Professionista vittima di sinistro. Danno da perdita di capacità lavorativa va provato

Pubblicato il 19 maggio 2017

In presenza di una invalidità permanente di non trascurabile entità a seguito di sinistro, il danno che sia derivato al professionista per maggiore difficoltà nello svolgimento dell’attività lavorativa, non può essere presunto, ma deve invece essere allegato e provato.

Lo ha affermato la Corte di Cassazione, terza sezione, respingendo la richiesta di un notaio, vittima di un sinistro stradale quale terzo trasportato, da cui aveva riportato un danno fisico di non lieve entità.

Il professionista, agendo sia contro il vettore che contro l’altro conducente (e la compagnia assicurativa), chiedeva anche che gli fosse riconosciuto il danno patrimoniale derivante dalla contrazione della sua capacità lavorativa specifica, e quindi la perdita di guadagno e di incremento delle proprie occasioni lavorative, stanti le oggettive difficoltà fisiche che non gli consentivano di mantenere i medesimi ritmi dell’attività precedente.

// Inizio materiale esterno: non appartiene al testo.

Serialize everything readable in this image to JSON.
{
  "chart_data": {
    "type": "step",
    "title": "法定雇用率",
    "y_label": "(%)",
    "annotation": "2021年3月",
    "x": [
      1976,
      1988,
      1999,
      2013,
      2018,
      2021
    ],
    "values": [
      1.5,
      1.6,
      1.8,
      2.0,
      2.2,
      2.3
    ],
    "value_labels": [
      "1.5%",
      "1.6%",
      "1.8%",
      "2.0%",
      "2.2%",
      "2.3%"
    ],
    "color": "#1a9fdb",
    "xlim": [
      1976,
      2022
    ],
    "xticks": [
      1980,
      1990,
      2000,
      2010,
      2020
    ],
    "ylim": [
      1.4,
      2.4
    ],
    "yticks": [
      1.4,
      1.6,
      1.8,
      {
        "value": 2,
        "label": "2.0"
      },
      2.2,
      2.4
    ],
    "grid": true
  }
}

Dichiarazione dei redditi non sono prove sufficienti

Ma la Corte di Cassazione – confermando quanto dedotto dai giudici territoriali - ha respinto la domanda, ritenendo non sufficientemente provata la contrazione di capacità lavorativa. Né in proposito – affermano gli ermellini con sentenza n. 12467 del 18 maggio 2017 – si traggono elementi univoci dalle dichiarazioni dei redditi fornite dal notaio, da cui non è dato dedurre un progressivo decremento dei guadagni, quanto piuttosto delle semplici oscillazioni, che però non sono idonee a provare una costante diminuzione della capacità lavorativa, né il rapporto causale tra di essa ed il verificarsi del sinistro.